Freeway widening doesn’t repair the Albina Neighborhood
Widening the freeway does nothing to fix the decades long scar ODOT inflicted on the neighborhood in the 1960s. ODOT demolished and never replaced over 300 homes in the Interstate 5 freeway right of way. Truly mitigating that damage would require providing $140 million to build new housing to replace that lost–not making the freeway even wider.
The freeway widening–coupled with other urban renewal projects–triggered neighborhood decline that led to the displacement of 60 percent of the neighborhood’s population (more than 1,700 persons). The neighborhood’s black population declined. Freeways and the traffic they generate are intrinsically inimical to healthy urban spaces.
The covers proposed for the freeway are needed just to facilitate construction (allowing traffic to be re-routed when existing overpasses are demolished). Surrounded by high volume, fast moving auto-dominated arterials, they’re genuinely un-pleasant spaces for humans. They’re badly fragmented and poorly located to provide meaningful public space. ODOT has no plans or budget to build them strong enough to support buildings (which would likely be cost-prohibitive while spanning a widened active freeway right-of-way).

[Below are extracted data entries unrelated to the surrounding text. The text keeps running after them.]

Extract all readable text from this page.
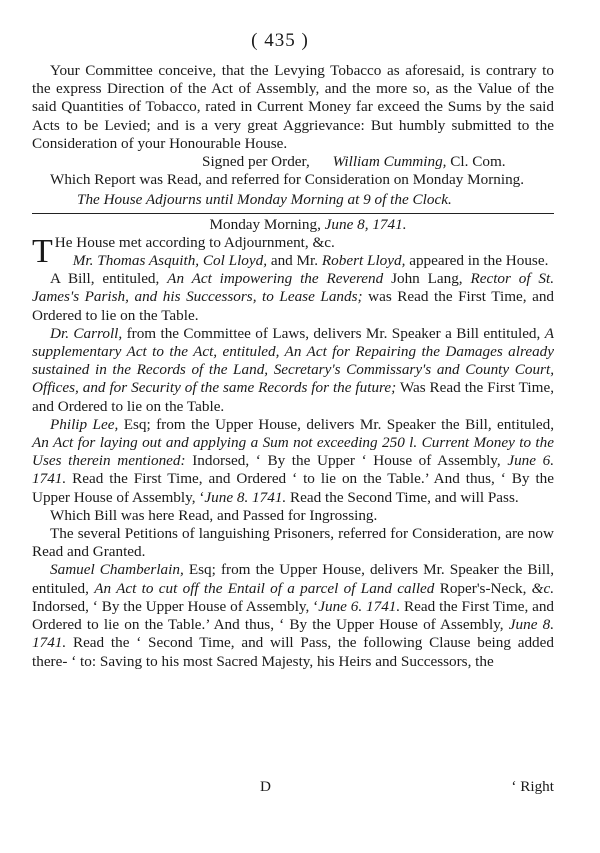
( 435 )

Your Committee conceive, that the Levying Tobacco as aforesaid, is contrary to the express Direction of the Act of Assembly, and the more so, as the Value of the said Quantities of Tobacco, rated in Current Money far exceed the Sums by the said Acts to be Levied; and is a very great Aggrievance: But humbly submitted to the Consideration of your Honourable House.

Signed per Order, William Cumming, Cl. Com.

Which Report was Read, and referred for Consideration on Monday Morning.

The House Adjourns until Monday Morning at 9 of the Clock.

Monday Morning, June 8, 1741.

T He House met according to Adjournment, &c.

Mr. Thomas Asquith, Col Lloyd, and Mr. Robert Lloyd, appeared in the House.

A Bill, entituled, An Act impowering the Reverend John Lang, Rector of St. James's Parish, and his Successors, to Lease Lands; was Read the First Time, and Ordered to lie on the Table.

Dr. Carroll, from the Committee of Laws, delivers Mr. Speaker a Bill entituled, A supplementary Act to the Act, entituled, An Act for Repairing the Damages already sustained in the Records of the Land, Secretary's Commissary's and County Court, Offices, and for Security of the same Records for the future; Was Read the First Time, and Ordered to lie on the Table.

Philip Lee, Esq; from the Upper House, delivers Mr. Speaker the Bill, entituled, An Act for laying out and applying a Sum not exceeding 250 l. Current Money to the Uses therein mentioned: Indorsed, ‘ By the Upper ‘ House of Assembly, June 6. 1741. Read the First Time, and Ordered ‘ to lie on the Table.’ And thus, ‘ By the Upper House of Assembly, ‘June 8. 1741. Read the Second Time, and will Pass.

Which Bill was here Read, and Passed for Ingrossing.

The several Petitions of languishing Prisoners, referred for Consideration, are now Read and Granted.

Samuel Chamberlain, Esq; from the Upper House, delivers Mr. Speaker the Bill, entituled, An Act to cut off the Entail of a parcel of Land called Roper's-Neck, &c. Indorsed, ‘ By the Upper House of Assembly, ‘June 6. 1741. Read the First Time, and Ordered to lie on the Table.’ And thus, ‘ By the Upper House of Assembly, June 8. 1741. Read the ‘ Second Time, and will Pass, the following Clause being added there- ‘ to: Saving to his most Sacred Majesty, his Heirs and Successors, the

D	‘ Right
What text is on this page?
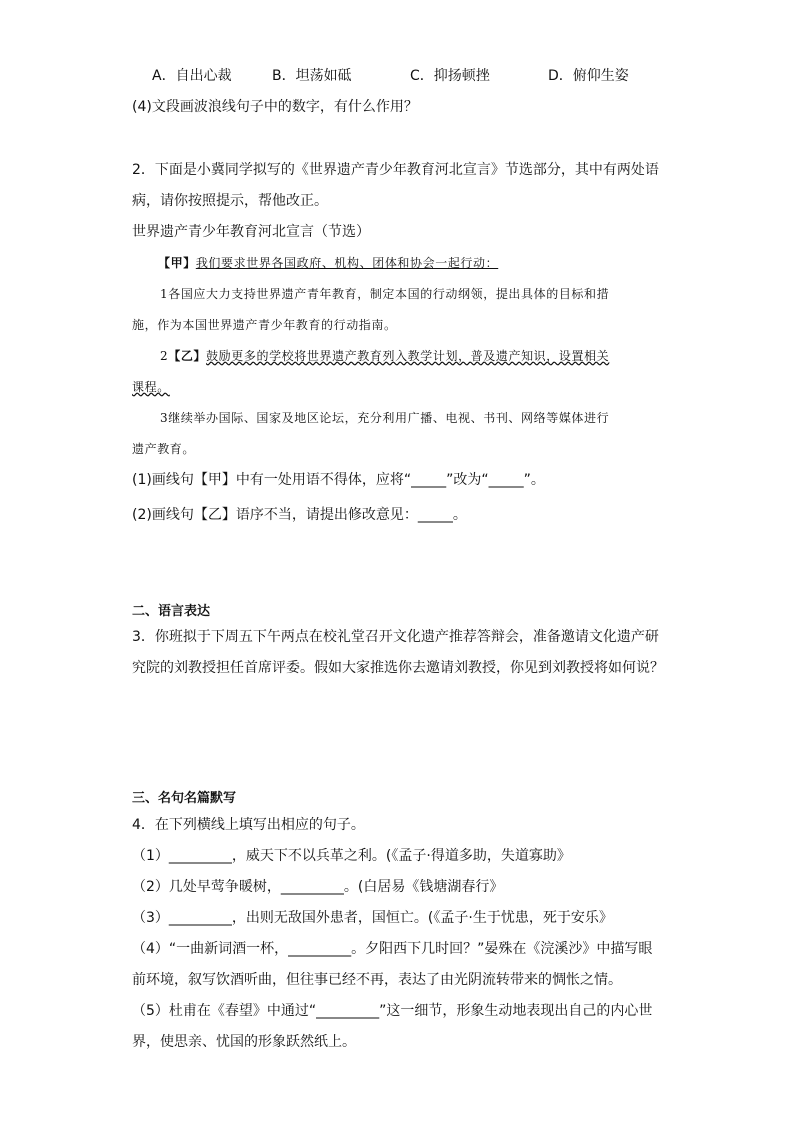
A．自出心裁	B．坦荡如砥	C．抑扬顿挫	D．俯仰生姿
(4)文段画波浪线句子中的数字，有什么作用？
2．下面是小冀同学拟写的《世界遗产青少年教育河北宣言》节选部分，其中有两处语
病，请你按照提示，帮他改正。
世界遗产青少年教育河北宣言（节选）
【甲】我们要求世界各国政府、机构、团体和协会一起行动：
1各国应大力支持世界遗产青年教育，制定本国的行动纲领，提出具体的目标和措
施，作为本国世界遗产青少年教育的行动指南。
2【乙】鼓励更多的学校将世界遗产教育列入教学计划，普及遗产知识，设置相关
课程。
3继续举办国际、国家及地区论坛，充分利用广播、电视、书刊、网络等媒体进行
遗产教育。
(1)画线句【甲】中有一处用语不得体，应将“_____”改为“_____”。
(2)画线句【乙】语序不当，请提出修改意见：_____。
二、语言表达
3．你班拟于下周五下午两点在校礼堂召开文化遗产推荐答辩会，准备邀请文化遗产研
究院的刘教授担任首席评委。假如大家推选你去邀请刘教授，你见到刘教授将如何说？
三、名句名篇默写
4．在下列横线上填写出相应的句子。
（1）_________，威天下不以兵革之利。(《孟子·得道多助，失道寡助》
（2）几处早莺争暖树，_________。(白居易《钱塘湖春行》
（3）_________，出则无敌国外患者，国恒亡。(《孟子·生于忧患，死于安乐》
（4）“一曲新词酒一杯，_________。夕阳西下几时回？”晏殊在《浣溪沙》中描写眼
前环境，叙写饮酒听曲，但往事已经不再，表达了由光阴流转带来的惆怅之情。
（5）杜甫在《春望》中通过“_________”这一细节，形象生动地表现出自己的内心世
界，使思亲、忧国的形象跃然纸上。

Bicycle and Pedestrian access is impaired by freeway widening
The Rose Quarter Freeway widening project would demolish the current Flint Avenue Crossing over Interstate 5. Flint Avenue is a low-speed, low volume neighborhood street that provides a safe, limited grade route between Northeast Portland and the Rose Quarter and Broadway Bridge.
The freeway widening project would replace the current Flint Avenue crossing with steep and indirect bike-pedestrian bridges on Hancock and Clackamas Streets. It is not clear from existing designs that the grade of these two structures would be compliant with the Americans with Disabilities Act. The City’s own Pedestrian Advisory Committee has prepared a devastating critique of the project’s impacts on neighborhood walkability.
The project would build a diverging diamond interchange along Williams Avenue, in which car traffic would be placed on a two-way street with cars running in the left lanes–the opposite of every other street in the city. This would create a hostile environment for bicyclists and pedestrians. In addition, at the intersections of Broadway, Weidler, Vancouver and Williams, ODOT would increase the radius of curvature, accelerating car traffic across crosswalks in this area. The project’s renderings paint a highly distorted picture of the project, showing five times as many pedestrians and forty time fewer cars than actually use city streets.
ODOT has routinely experienced cost overruns of 200% or more on its major projects. It’s largest highway project, a five-mile widening of US 20 between Newport and Corvallis wen more than 300% over budget, rising from $110 million to more than $360 million. It’s Grand Avenue Viaduct project in Portland went 300% over budget, costing $98 million rather than $31 million. The Woodburn Interchange on I-5 ballooned from $25 million to $70 million.
Editors Note: The commentary was updated on March 26th to reflect additional information published on City Observatory.